TIFF 2022 | My Imaginary Country (Patricio Guzmán, Chile) — TIFF Docs

By Michael Sicinski

Those discovering Patricio Guzmán’s latest documentary at TIFF are in for a much more bittersweet experience than those who caught its world premiere in Cannes. That’s because the film concludes with a rather spectacular bit of hope. Guzmán shows how the mass protests that began on October 18, 2019 resulted in a movement to draft a new constitution, replacing the one that Pinochet enacted in the ’70s.

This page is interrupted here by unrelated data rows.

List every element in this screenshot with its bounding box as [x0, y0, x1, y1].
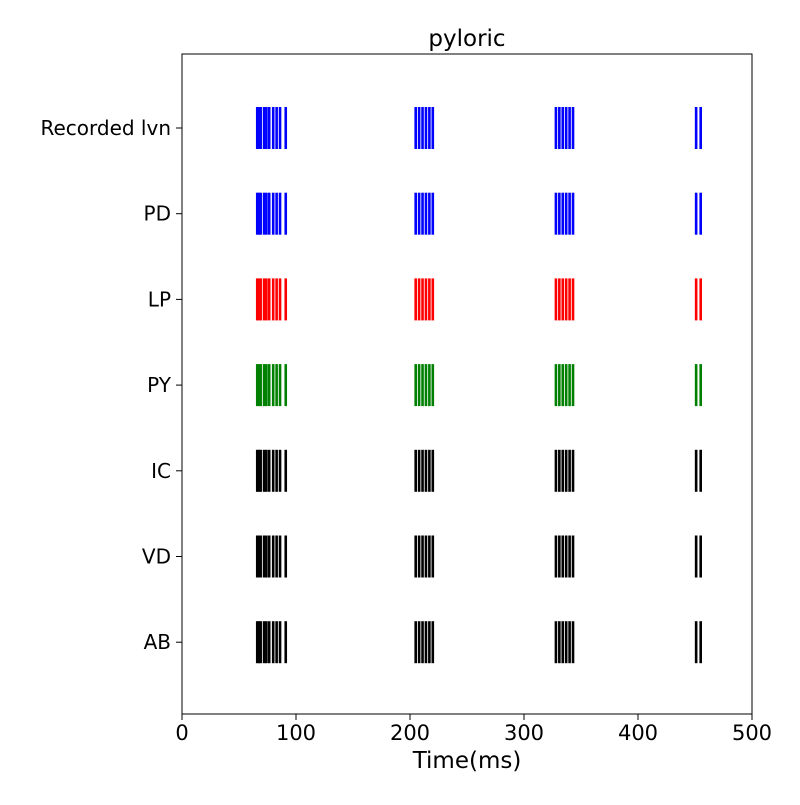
row-label: VD: [142, 545, 171, 569]
x-ticks-layer: 0 100 200 300 400 500: [175, 714, 772, 745]
x-tick-label: 200: [390, 721, 430, 745]
spike-row-recorded-lvn: [255, 107, 703, 149]
row-labels-layer: Recorded lvn PD LP PY IC VD AB: [40, 116, 182, 654]
spike-row-py: [255, 364, 703, 407]
x-axis-label: Time(ms): [412, 748, 522, 774]
row-label: Recorded lvn: [40, 116, 171, 140]
row-label: PY: [147, 373, 172, 397]
row-label: IC: [151, 459, 171, 483]
spike-row-vd: [255, 535, 703, 578]
x-tick-label: 300: [504, 721, 544, 745]
row-label: AB: [144, 630, 171, 654]
row-label: PD: [144, 202, 171, 226]
x-tick-label: 400: [618, 721, 658, 745]
spike-row-ab: [255, 621, 703, 664]
spike-row-ic: [255, 449, 703, 492]
plot-frame: [181, 53, 753, 715]
spike-row-pd: [255, 192, 703, 235]
spikes-layer: [255, 107, 703, 664]
x-tick-label: 100: [276, 721, 316, 745]
x-tick-label: 500: [732, 721, 772, 745]
chart-title: pyloric: [428, 26, 505, 52]
x-tick-label: 0: [175, 721, 188, 745]
spike-row-lp: [255, 278, 703, 321]
row-label: LP: [148, 287, 171, 311]
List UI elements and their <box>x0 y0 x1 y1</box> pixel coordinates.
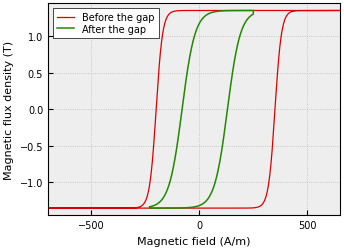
After the gap <box>204 200 208 202</box>
Legend: Before the gap, After the gap: Before the gap, After the gap <box>53 9 159 38</box>
Before the gap <box>182 10 186 13</box>
After the gap <box>148 206 152 208</box>
Y-axis label: Magnetic flux density (T): Magnetic flux density (T) <box>4 40 14 179</box>
Before the gap <box>46 207 50 210</box>
Line: Before the gap: Before the gap <box>48 12 340 208</box>
Before the gap <box>188 10 192 13</box>
After the gap <box>251 10 256 13</box>
Before the gap <box>308 10 312 13</box>
Line: After the gap: After the gap <box>150 12 254 208</box>
Before the gap <box>277 10 281 13</box>
X-axis label: Magnetic field (A/m): Magnetic field (A/m) <box>137 236 251 246</box>
After the gap <box>236 10 240 13</box>
After the gap <box>148 207 152 210</box>
Before the gap <box>185 10 189 13</box>
Before the gap <box>266 10 270 13</box>
After the gap <box>235 10 239 13</box>
Before the gap <box>51 207 55 210</box>
Before the gap <box>150 207 154 210</box>
After the gap <box>154 207 158 210</box>
After the gap <box>164 207 168 210</box>
After the gap <box>246 10 250 13</box>
Before the gap <box>46 207 50 210</box>
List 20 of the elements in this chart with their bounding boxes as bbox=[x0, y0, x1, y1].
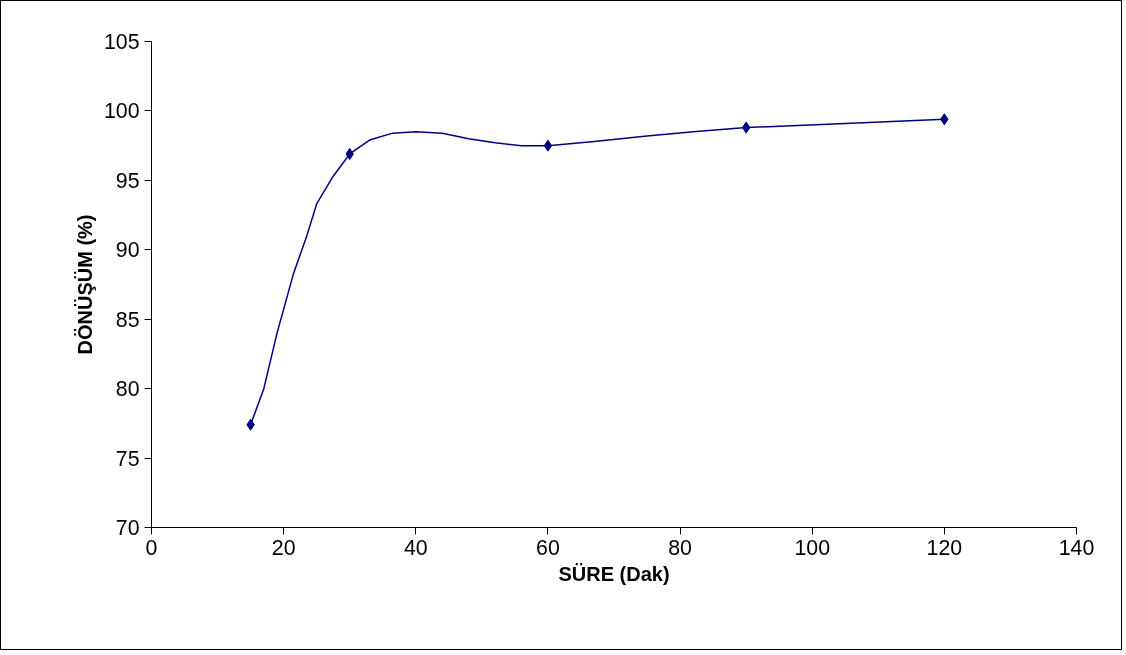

My Imaginary Country speaks to several members of the constitutional assembly, who explain just how imperative it is that a democratic document replace the current Chilean constitution, one which was expressly designed to enable a fascist dictatorship and squelch dissent.

As we now know, voters in Chile rejected the new constitution by a 2-to-1 majority. Predictably, the global press celebrated this loss. The editors of The Economist nearly wet themselves with delight, and the Jeff Bezos–owned Washington Post went out of its way to defend the corporate interests that helped engineer the defeat. You see, Chile is home to one of the world’s largest reserves of lithium, and the current president, Gabriel Boric, wants to partially nationalize those reserves. This would help the poorest Chileans, but it would hurt Elon Musk, and drive up the price of batteries. It’s almost as though the citizens of Chile forgot that their neoliberal function is to suffer for the greater good of first-world convenience.

Nevertheless, the documentary is a compact study in grassroots political action, a joyous chapter in Guzmán’s decades-long chronicle of his homeland. While it does cast a pall over My Imaginary Country knowing that the constitution has been rejected in its current form, Guzmán and company are insistent that mass social change is a slow, never-ending process. The September 4th vote is indeed a setback: among its other provisions, it enshrined women’s rights, including reproductive freedom; established Chile as a multi-ethnic state, with official recognition of the rights of Indigenous peoples; established a national health care system; required equal gender representation in public institutions; and firmly established LGBTQ rights. But Boric and his supporters indicate that they will redraft the document and hold another referendum, so the movement is not over.And this is the primary takeaway from My Imaginary Country. Changes that would have been unimaginable just ten years ago are now under serious consideration. There was always going to be pushback from the right-wing elites, the Catholic Church, and other conservative forces. But a spontaneous collective action about mass transit quickly proved capable of articulating a vision for a new nation. Those segments of Chilean society who have long been systematically disenfranchised took to the streets to demand a place at the table. Another world is possible, but it will take awhile.